How can sequestration affect our industry?

news · 6 years ago
by Krisztián Niesz

I guess the two most important questions are: What the heck is sequestration and why should we care about it? The Sequestration Transparency Act, you can hear a lot about currently, is a Budget Control Act passed by Congress and signed in by the President of the United States last year, but is enacted today. . The act defines across-the-board federal cuts of spending for both defense and non-defense programs throughout the nation. With this the aim is to save over $1.2 trillion over ten years starting with the cut of $85 billion this year. Just for comparison, the estimated federal expenditure of the United States for 2012 is $3.8 trillion. So, the outcome of this act probably won’t cause the end of the world, but some industries will definitely feel the pain. Although even President Obama called the coming sequester a “dumb way to do things” in his speech delivered a few days ago in Newport News, VA. The cuts are set to begin on March 1st, while Republicans and Democrats are still “playing the blame game”.1

Although everybody agrees that the consequences won’t be felt overnight, and there are only safe speculations out there about the overall effect, it is predicted that the following areas are going to be hit significantly (the list is obviously not complete, but as you see it is very broad). Education, child care, public safety, defense workers, commercial airlines, health funding, food inspection, foreign aids, NASA, military and fighting forces and even fish and wildlife protection will most likely lose a great deal of money and see researchers moving to extended furlough or even being let go.
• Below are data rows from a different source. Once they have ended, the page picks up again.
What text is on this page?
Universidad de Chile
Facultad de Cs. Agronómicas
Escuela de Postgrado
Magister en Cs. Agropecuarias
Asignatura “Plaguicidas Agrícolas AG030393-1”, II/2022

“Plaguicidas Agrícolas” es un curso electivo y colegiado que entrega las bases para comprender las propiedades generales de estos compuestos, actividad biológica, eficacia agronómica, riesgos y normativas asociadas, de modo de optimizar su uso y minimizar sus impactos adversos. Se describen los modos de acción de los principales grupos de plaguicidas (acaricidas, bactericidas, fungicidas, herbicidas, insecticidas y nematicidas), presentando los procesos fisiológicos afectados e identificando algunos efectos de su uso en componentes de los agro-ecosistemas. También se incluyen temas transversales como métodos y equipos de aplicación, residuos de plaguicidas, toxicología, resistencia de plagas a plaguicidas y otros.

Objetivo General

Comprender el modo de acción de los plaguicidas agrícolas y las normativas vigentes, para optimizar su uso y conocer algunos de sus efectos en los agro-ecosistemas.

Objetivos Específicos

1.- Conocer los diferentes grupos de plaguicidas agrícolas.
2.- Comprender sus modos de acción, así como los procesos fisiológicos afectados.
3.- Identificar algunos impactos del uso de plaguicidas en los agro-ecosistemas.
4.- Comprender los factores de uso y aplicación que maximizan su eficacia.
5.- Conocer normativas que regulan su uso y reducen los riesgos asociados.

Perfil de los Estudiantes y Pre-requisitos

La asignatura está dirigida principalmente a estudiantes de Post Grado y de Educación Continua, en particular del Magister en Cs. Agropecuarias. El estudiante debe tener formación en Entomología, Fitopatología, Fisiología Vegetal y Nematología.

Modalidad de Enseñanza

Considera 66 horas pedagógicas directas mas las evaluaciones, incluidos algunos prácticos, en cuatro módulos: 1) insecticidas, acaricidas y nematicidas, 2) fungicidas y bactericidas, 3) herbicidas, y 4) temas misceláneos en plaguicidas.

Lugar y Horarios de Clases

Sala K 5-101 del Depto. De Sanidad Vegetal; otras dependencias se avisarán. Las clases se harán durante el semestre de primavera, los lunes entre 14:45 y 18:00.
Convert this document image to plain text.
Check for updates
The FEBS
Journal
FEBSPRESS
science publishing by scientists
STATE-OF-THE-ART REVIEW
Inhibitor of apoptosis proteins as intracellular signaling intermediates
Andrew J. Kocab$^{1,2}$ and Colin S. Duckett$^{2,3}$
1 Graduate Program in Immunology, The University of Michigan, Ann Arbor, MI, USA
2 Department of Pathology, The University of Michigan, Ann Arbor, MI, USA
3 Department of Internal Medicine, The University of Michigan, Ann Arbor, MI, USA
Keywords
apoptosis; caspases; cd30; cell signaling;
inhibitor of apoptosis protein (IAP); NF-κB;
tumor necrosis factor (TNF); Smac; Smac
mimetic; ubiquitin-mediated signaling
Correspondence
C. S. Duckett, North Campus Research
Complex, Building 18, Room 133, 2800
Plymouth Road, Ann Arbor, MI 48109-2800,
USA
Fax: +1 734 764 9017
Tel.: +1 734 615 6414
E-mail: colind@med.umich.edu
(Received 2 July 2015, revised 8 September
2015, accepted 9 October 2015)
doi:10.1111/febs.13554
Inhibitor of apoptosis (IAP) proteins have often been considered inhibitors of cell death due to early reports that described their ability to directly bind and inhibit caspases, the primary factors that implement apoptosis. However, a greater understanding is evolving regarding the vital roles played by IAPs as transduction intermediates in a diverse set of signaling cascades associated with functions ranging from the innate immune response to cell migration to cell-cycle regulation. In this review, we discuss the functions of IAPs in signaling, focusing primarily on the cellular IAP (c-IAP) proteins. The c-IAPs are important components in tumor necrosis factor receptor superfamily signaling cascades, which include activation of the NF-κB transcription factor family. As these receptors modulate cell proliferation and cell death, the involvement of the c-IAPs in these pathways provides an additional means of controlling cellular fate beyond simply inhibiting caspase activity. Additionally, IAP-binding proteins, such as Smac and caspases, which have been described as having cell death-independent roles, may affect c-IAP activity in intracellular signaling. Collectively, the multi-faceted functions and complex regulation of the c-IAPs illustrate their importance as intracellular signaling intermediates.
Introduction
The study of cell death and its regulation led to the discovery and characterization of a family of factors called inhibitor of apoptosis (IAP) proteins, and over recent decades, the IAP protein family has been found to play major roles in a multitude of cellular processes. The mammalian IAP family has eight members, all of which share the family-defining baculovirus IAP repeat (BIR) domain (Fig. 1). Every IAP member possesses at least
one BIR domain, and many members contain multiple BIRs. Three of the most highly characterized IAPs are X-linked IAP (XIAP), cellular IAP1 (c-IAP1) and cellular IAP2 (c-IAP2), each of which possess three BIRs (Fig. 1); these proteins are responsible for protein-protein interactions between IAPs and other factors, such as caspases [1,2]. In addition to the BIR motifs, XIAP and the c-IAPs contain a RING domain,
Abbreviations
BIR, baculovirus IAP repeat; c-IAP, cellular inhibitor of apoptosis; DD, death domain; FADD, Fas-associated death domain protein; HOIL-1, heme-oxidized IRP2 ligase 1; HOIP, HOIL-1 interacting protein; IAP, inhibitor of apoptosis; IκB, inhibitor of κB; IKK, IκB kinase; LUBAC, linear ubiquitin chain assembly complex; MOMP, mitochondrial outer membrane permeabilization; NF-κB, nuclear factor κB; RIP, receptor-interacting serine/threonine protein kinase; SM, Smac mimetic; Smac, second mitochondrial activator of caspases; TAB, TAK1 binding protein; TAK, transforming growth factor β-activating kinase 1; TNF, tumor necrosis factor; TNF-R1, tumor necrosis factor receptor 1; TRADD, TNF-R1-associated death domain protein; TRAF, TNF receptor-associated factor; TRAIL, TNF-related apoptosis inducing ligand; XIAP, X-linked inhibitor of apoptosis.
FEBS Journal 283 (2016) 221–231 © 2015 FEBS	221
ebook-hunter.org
Calling for this sequestration act instead of trying to reduce the budget via other more painless or or rational ways, as sad as it is in itself, may also harshly influence the pharmaceutical industry. My guess is that the consequences won’t be felt in the US only, but because of the current way of doing things, namely outsourcing and externalization of research and development, it is going to make its mark on the industry worldwide. What we can see now is that pharma is very concerned about how agencies like the Food and Drug Administration (FDA) will react to the cuts. It is more than likely that those cuts will be taken from the user fees paid to the FDA by the industry, which in turn will have a serious effect on the drug approval rate. This, again, won’t be felt overnight, but will have an impact in longer time. National Institutes of Health (NIH) is also expected to get hit substantially from this act nationwide, which means that the basic research and drug development carried out within these facilities will suffer. Since pharma companies often sponsor NIH facilities or collaborate with them directly any effect on NIH funding will negatively impact pharma. Beyond NIH, pharma research will also be hit by reductions in research budgets for the National Science Foundation (NSF), an independent federal agency responsible for ~ 20% of federally sponsored academic research. It is believed that from NSF funding only $450 million will be cut over the next few years.2 Furthermore, Medicare providers will feel a rather significant 2% cut in reimbursement fees, which will in turn have its negative impact on the downstream support sectors including health centers, medical institutions employing many practitioners.

So, for now it seems there is nothing left but hope that sense will prevail in Washington and this act can be reined in with more rational approaches to cutting the budget.